Certaines personnes devront se convertir et apprendre un des métiers pour lesquels il existe une pénurie de main-d’œuvre. Nous avons par exemple besoin de 30 000 ouvriers de la construction. L’État affectera aussi un nombre important de terrains à l’agriculture, car la production alimentaire autonome reste un point sensible. À l’heure actuelle, il reste encore 1 million d’hectares à répartir. Le travail coopératif sera appliqué dans l’agriculture, mais aussi dans les autres domaines de production, par exemple la menuiserie. L’embauche se fera sous certaines conditions. Les employeurs devront toutefois garantir aux employés un salaire correct, ils devront payer des impôts et verser des cotisations de sécurité sociale.

Des crédits seront mis en place pour les petites entreprises. Il y a effectivement des chances – ou un risque — que Miami veuille investir ici. Tant qu’il s’agit de petites entreprises, les conséquences resteront insignifiantes. Mais si les choses tournent mal, il nous faudra intervenir.

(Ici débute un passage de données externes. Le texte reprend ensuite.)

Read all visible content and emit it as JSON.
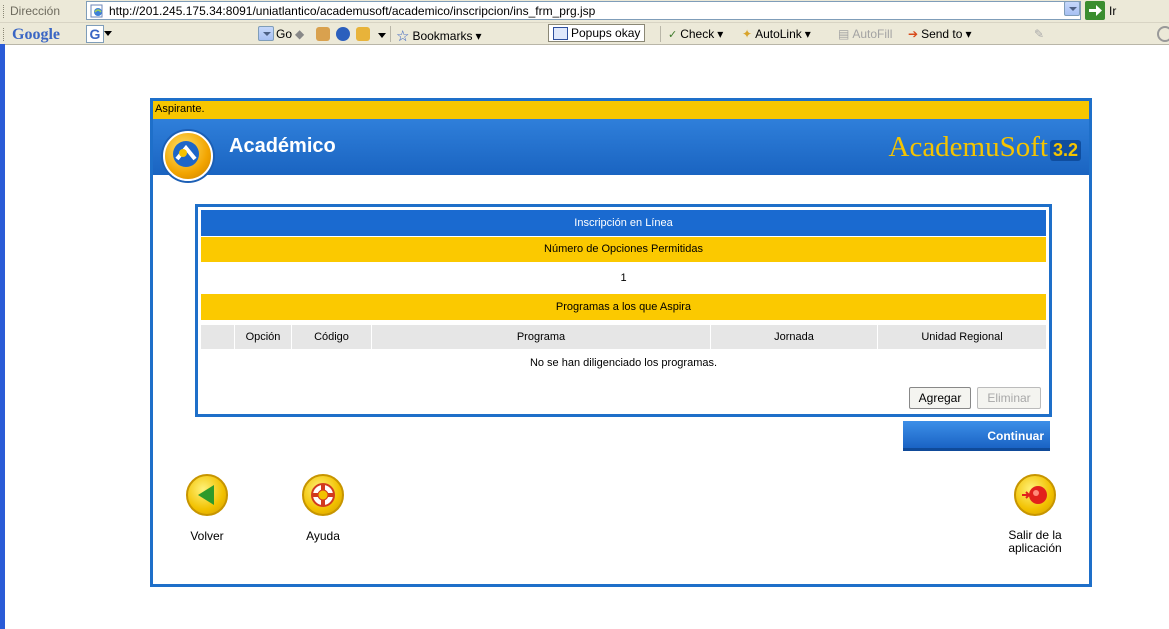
{
  "browser": {
    "address_label": "Dirección",
    "url": "http://201.245.175.34:8091/uniatlantico/academusoft/academico/inscripcion/ins_frm_prg.jsp",
    "go_label": "Ir"
  },
  "google_toolbar": {
    "logo": "Google",
    "g_button": "G",
    "go_label": "Go",
    "bookmarks_label": "Bookmarks",
    "popups_label": "Popups okay",
    "check_label": "Check",
    "autolink_label": "AutoLink",
    "autofill_label": "AutoFill",
    "sendto_label": "Send to"
  },
  "app": {
    "user_role": "Aspirante.",
    "section_title": "Académico",
    "brand_name": "AcademuSoft",
    "brand_version": "3.2"
  },
  "inscription": {
    "title": "Inscripción en Línea",
    "options_heading": "Número de Opciones Permitidas",
    "options_count": "1",
    "programs_heading": "Programas a los que Aspira",
    "columns": [
      "Opción",
      "Código",
      "Programa",
      "Jornada",
      "Unidad Regional"
    ],
    "empty_message": "No se han diligenciado los programas.",
    "add_button": "Agregar",
    "delete_button": "Eliminar"
  },
  "actions": {
    "continue_button": "Continuar",
    "back_label": "Volver",
    "help_label": "Ayuda",
    "exit_label_line1": "Salir de la",
    "exit_label_line2": "aplicación"
  },
  "colors": {
    "primary_blue": "#1e6fc9",
    "accent_yellow": "#fbc900"
  }
}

Certaines personnes seront pourtant bel et bien licenciées et devront trouver un nouvel emploi  ?

Julio Garmendia. Les personnes licenciées qui ne trouveront pas directement d’emploi auront droit à une indemnité temporaire. Si par exemple une personne est proche de la pension, il sera possible de compenser. Mais vivre éternellement aux frais de l’État ne sera plus permis. L’objectif est qu’à terme on supprime le carnet de rationnement. Plutôt que de subventionner des produits pour tout le monde, quel que soit son revenu, les autorités cubaines désirent organiser une sécurité sociale pour les personnes qui en ont besoin.

Il va falloir modifier la législation pour que ces mesures puissent être appliquées ?

Julio Garmendia. Exact. Jusqu’à présent, la loi ne permettait pas d’engager des personnes à titre privé, en dehors d’un membre de la famille, et encore même dans ce cas, cela n’était autorisé que dans certaines circonstances bien précises. D’un autre côté, cela renforce l’économie planifiée. C’est Marino Murillo, le ministre de l’Économie qui dirigera l’ensemble du processus. Il n’est en aucun cas question de modifier notre ligne stratégique, à savoir le développement d’une société socialiste. Mais nous trouvons impératif que ce processus d’adaptation à la réalité puisse avoir lieu sous la direction des leaders de la révolution. Les gens veulent un changement et une amélioration rapide. Mais pour le président Raúl Castro, il importe de bien évaluer tout ce que nous faisons de manière à éviter toute erreur.

Ce qui explique pourquoi le processus de discussion ne se déroule pas au sein du parti, mais au sein de la communauté tout entière.

Julio Garmendia. Les propositions de lignes politiques ont été présentées au public. La discussion est effectivement menée à tous les niveaux. Il s’agit d’un processus démocratique et chacun est invité à proposer des amendements. Entre les mois de décembre et février, la discussion a été menée dans les usines, les institutions, les quartiers et les groupes de base du parti. En mars, le tout sera centralisé et soumis à la mi-avril au 6ème congrès du Parti communiste cubain.